The challenge for urban regeneration professionals should be to show politicians and investors, along with the readily-funded transport sector, how multi-scale activity rooted in quality of place generates real, economic value. But this argument has often been lost either because urban designers have focused too much on local placemaking (and therefore too little on the planning of towns at every scale) or because their analytic methods have been too few and too weak in the face of road-oriented transport planning scenarios.
    
It is only in the past few years that the very real threats of air pollution and associated public health challenges, linked conclusively to non-active and unhealthy sedentary lifestyles, have alerted government to the need to pay serious attention to ‘designing in’ activity when planning either large-scale regeneration or new communities.

Creative funding
Part of the problem is the routes by which funding can be channelled, and the lack of links between options for delivering transport and regeneration schemes in tandem. Researchers have long sought the ‘Holy Grail’ of evidence linking transport schemes to successful development initiatives, and there is plenty of anecdotal evidence that good transport links increase land and property values.
    
But London’s Crossrail scheme, which has been partly funded by innovative business rate levies, is one of the first major schemes to demonstrate the added-value link. Crossrail has attracted impressive levels of property development along the route of the new £14.8bn east-west line, with nearly half of developers citing improved mobility as a motive for construction in 2013. Between 2008 and 2013, an average of 41 per cent of planning applications within a kilometre of stations cited the route as a justification for going ahead with construction, rising to 48 per cent in the first half of 2013, according to research by property consultancy GVA.
    
In buoyant centres such as London, even the once-poverty stricken East End can demonstrate such urban regeneration successes, largely credited to improved transport links. However, recent work from UCL’s Dr Chia-Lin Chen has shown that it remains difficult to either prove and substantiate the effects of transport investment in the short term. Importantly, transport infrastructure seems to have a generative effect in less developed economies, and a redistributive impact in more developed ones.
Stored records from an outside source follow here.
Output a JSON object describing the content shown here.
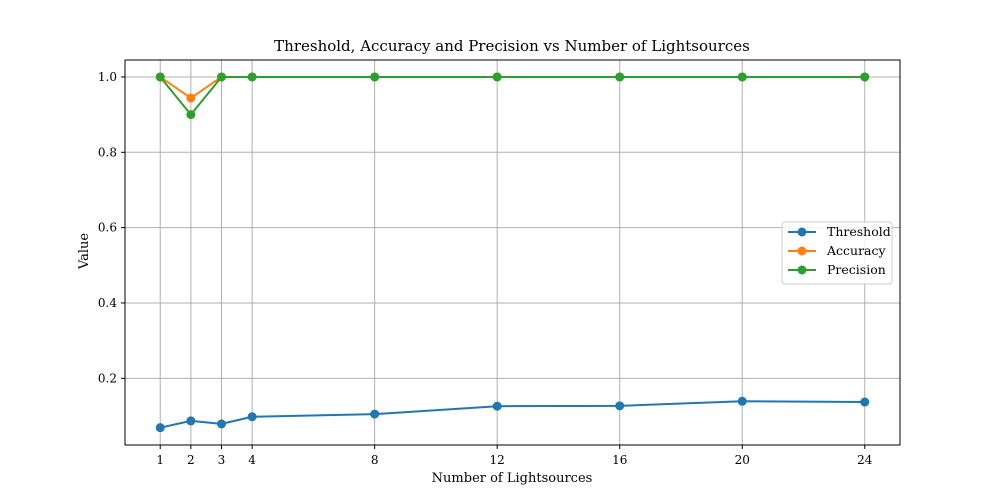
{
  "chart_data": {
    "type": "line",
    "title": "Threshold, Accuracy and Precision vs Number of Lightsources",
    "xlabel": "Number of Lightsources",
    "ylabel": "Value",
    "x": [
      1,
      2,
      3,
      4,
      8,
      12,
      16,
      20,
      24
    ],
    "x_tick_labels": [
      "1",
      "2",
      "3",
      "4",
      "8",
      "12",
      "16",
      "20",
      "24"
    ],
    "xlim": [
      -0.15,
      25.15
    ],
    "ylim": [
      0.023,
      1.045
    ],
    "y_ticks": [
      0.2,
      0.4,
      0.6,
      0.8,
      1.0
    ],
    "y_tick_labels": [
      "0.2",
      "0.4",
      "0.6",
      "0.8",
      "1.0"
    ],
    "grid": true,
    "legend_position": "center-right",
    "series": [
      {
        "name": "Threshold",
        "color": "#1f77b4",
        "values": [
          0.069,
          0.087,
          0.079,
          0.098,
          0.105,
          0.126,
          0.127,
          0.139,
          0.137
        ]
      },
      {
        "name": "Accuracy",
        "color": "#ff7f0e",
        "values": [
          1.0,
          0.944,
          1.0,
          1.0,
          1.0,
          1.0,
          1.0,
          1.0,
          1.0
        ]
      },
      {
        "name": "Precision",
        "color": "#2ca02c",
        "values": [
          1.0,
          0.9,
          1.0,
          1.0,
          1.0,
          1.0,
          1.0,
          1.0,
          1.0
        ]
      }
    ]
  }
}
It is also difficult to isolate observed effects from other indispensable factors. Yet Dr Chen finds that impacts of transport systems can be broadly divided into two main groups: direct and indirect.
    
Direct impacts tend to indicate immediate consequences of transport services and operation, for example time saving, ridership, or modal shift. Indirect impacts indicate a much wider spectrum of impacts associated with land use, townscape, image, urban spatial structure, land/property value capture, business operation and consumer services, labour market and employment, agglomeration effects, and rebalancing effects (reducing spatial inequality).
    
The importance of these indirect impacts cannot be over-estimated. Over the past five years, there have been moves, led by government, to re-balance the way major infrastructure schemes are funded by including a keener focus on both wider econmic impacts, and on the broader ‘strategic’ case for making better places in social and environmental terms. Sadly, the strategic case is, as yet, unspecified and requires further development work before it impacts funding flows.
    
But it is clear that transport infrastructure is no longer is regarded merely as a means with which to connect people and places. Connectivity is an important component of successful urban regeneration and place-making: local and global mobility functions enhance a city’s image and quality of life, and set the stage for densification and agglomeration economies.

Juliana O’Rourke is the editorial director at Resource for Urban Development International (RUDI), Europe’s leading resource dedicated to urban design, development and placemaking.